I will most miss Jo. Jo was our tour manager and I am unsure how I will do the rest of my life without her. She fixes everything. She asks proper questions in a variety of languages. And she is legit the first person on the planet who has inspired me to be on time. (I've even been early? I know! It confuses me, too!)
Don’t get excited, I am only on time in France when a delightful British woman encourages me by cheering, saying things like “you do know where you are!” And “wakey wakey!” And “be there in a Mo” and “perfect.” Jo says Perfect a lot and you know what, she is right! I am perfect’!
I mean in a relative way; not in the way God is perfect; more in the way that I am perfectly okay-ish!
We had our last meal tonight at this marvelous, fancy place without air conditioning. I think the heat—which was amped up by my foie gras hot pot with a very large puffed pastry on top—made me insane. I spent 11 minutes looking for a terrible picture of myself dressed as a Smurf. I have no idea why this came up.
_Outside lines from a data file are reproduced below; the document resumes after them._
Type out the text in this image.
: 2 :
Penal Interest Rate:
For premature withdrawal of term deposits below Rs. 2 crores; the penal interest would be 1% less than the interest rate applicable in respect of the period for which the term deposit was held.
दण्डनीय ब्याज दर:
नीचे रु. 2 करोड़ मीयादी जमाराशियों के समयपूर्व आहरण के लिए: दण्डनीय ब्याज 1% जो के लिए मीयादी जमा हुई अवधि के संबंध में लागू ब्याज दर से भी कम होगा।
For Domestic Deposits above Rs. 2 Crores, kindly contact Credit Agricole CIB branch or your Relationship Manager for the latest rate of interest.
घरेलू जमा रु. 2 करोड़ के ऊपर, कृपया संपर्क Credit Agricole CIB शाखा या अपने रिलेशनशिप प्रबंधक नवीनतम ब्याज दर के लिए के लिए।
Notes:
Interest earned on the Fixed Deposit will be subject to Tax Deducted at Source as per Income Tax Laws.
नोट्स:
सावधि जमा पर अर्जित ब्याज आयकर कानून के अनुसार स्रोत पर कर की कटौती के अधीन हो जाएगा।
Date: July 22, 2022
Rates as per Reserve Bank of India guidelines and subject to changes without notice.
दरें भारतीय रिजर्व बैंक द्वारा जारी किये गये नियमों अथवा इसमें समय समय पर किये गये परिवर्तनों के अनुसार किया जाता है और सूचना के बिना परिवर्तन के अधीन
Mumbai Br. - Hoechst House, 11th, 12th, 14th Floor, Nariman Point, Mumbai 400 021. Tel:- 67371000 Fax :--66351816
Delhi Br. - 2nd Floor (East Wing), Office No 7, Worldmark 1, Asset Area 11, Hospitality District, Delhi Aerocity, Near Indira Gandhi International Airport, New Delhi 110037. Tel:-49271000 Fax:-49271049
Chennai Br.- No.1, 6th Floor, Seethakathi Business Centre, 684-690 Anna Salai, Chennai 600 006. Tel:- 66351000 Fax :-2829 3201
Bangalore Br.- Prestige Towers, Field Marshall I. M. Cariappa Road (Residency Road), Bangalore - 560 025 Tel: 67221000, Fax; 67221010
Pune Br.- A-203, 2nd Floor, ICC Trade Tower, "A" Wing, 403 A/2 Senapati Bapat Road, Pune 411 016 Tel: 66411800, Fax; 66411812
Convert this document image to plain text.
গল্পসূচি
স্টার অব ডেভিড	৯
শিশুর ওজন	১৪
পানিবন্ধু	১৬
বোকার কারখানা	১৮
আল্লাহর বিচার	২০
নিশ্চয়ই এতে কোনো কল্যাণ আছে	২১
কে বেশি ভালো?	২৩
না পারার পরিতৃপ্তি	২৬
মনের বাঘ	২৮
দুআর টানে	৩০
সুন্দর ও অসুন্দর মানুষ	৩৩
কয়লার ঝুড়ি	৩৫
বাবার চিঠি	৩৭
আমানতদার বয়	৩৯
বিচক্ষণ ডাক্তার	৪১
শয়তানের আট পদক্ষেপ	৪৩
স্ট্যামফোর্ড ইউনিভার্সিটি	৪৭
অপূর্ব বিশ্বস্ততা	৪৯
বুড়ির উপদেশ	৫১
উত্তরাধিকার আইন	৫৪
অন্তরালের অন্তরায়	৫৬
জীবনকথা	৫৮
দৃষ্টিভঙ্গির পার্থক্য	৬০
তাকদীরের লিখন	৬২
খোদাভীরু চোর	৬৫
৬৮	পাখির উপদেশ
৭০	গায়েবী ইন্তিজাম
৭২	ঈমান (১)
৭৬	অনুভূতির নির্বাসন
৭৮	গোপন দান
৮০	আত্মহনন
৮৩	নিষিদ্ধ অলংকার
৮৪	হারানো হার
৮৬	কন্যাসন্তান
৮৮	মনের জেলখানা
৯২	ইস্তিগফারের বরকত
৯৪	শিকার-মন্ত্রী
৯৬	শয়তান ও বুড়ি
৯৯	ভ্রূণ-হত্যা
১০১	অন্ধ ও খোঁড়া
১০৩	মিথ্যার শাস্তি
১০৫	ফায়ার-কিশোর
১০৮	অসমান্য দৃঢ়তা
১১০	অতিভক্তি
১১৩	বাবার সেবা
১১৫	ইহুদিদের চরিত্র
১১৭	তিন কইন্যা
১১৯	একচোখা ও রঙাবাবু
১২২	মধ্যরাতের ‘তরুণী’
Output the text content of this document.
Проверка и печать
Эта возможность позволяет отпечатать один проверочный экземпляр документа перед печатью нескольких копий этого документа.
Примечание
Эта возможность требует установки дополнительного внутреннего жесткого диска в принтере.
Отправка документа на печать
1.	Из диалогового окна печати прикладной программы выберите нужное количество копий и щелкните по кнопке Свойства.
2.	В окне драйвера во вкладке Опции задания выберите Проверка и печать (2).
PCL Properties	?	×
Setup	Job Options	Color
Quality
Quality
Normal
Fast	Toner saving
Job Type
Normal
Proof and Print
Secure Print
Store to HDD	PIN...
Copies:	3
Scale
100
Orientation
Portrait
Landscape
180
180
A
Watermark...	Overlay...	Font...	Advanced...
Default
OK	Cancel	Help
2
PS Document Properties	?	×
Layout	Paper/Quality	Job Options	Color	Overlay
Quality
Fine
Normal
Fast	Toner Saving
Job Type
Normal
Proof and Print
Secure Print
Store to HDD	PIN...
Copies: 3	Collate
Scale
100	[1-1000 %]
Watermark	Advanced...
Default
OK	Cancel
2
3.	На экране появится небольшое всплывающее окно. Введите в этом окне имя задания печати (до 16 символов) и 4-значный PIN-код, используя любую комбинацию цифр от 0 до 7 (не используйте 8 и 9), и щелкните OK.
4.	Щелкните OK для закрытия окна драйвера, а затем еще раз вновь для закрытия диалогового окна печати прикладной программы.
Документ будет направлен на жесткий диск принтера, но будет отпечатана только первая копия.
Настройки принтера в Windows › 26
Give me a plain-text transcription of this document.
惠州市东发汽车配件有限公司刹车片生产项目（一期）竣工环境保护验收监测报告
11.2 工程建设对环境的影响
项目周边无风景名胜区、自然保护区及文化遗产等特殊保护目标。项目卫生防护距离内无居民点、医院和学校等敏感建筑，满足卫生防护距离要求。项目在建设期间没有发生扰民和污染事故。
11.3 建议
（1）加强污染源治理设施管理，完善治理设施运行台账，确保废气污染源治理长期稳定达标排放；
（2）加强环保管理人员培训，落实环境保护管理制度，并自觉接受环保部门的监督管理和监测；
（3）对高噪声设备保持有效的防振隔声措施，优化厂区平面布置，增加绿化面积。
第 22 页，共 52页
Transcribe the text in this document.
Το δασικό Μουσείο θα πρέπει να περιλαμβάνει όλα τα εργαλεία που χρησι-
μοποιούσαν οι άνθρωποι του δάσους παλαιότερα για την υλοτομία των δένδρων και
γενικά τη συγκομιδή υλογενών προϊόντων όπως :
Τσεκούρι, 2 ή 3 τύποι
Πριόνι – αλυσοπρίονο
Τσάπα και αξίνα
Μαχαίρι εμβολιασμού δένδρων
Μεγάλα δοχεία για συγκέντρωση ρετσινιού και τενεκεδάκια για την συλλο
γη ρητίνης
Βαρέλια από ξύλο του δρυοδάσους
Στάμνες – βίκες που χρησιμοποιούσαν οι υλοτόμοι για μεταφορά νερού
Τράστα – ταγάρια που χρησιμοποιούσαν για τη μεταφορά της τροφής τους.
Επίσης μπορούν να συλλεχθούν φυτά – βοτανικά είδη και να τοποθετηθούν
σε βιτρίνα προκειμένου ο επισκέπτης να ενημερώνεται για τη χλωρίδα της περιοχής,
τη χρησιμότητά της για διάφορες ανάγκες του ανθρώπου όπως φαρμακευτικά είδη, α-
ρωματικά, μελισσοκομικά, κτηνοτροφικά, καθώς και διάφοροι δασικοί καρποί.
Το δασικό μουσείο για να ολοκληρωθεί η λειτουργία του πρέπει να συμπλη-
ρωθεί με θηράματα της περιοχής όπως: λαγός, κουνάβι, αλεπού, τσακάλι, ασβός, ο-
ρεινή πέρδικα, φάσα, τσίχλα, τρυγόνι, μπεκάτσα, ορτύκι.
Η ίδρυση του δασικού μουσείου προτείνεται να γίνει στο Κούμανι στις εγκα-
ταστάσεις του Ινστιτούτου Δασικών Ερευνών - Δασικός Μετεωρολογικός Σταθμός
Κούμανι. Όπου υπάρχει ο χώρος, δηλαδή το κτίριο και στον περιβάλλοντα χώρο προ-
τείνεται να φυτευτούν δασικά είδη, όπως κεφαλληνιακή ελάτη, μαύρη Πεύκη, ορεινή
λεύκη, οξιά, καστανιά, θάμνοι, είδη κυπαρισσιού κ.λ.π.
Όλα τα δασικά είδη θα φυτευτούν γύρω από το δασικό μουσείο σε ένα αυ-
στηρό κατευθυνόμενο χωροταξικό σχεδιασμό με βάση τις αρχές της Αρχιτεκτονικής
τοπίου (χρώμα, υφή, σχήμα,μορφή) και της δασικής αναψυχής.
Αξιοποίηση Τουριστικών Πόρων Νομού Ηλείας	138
It was just so hot that my life was flashing before my eyes and sadly, part of my life was as a Smurf.
Anyway, I've gotten side tracked, again, by the Smurf thing, which is perfectly okay!
This trip has been everything I expect out of life: finery and adventure and chaos and bizarre episodes (like when I walked into the hotel tonight before dinner and a man handed me a phone and I was placed in a conversation with a very intense British woman who seemed to know me. It was v. v. v. Faulty Towers).
One of my favorite parts of the trip has been expecting the unexpected and learning the official “f” word of travel (flexibility, obviously!). Also, I loved just being here with my girl Lily—the one who cried when she saw the Eiffel Tower; although not for herself, mind you.
Lily told me later that she cried because of all the beautiful girls she has known who haven’t seen it before they died—the cancer warriors like herself.
Yeah, I know, that's a lot.
But life is a lot of everything, isn't it? The heavy and the light and the chaotic and the distracting all rolled into one. You can't separate it, so why avoid it? I say dump the heavy in the midst of lighthearted and the lighthearted in the midst of the heavy. It is only then that we are truly, completely living our most authentic ways.
All the things matter in your life. Life is short (it will be over in a mo!); make it all matter. Feel it all, do it all, and as my favorite tour manager says, it’s simply perfect.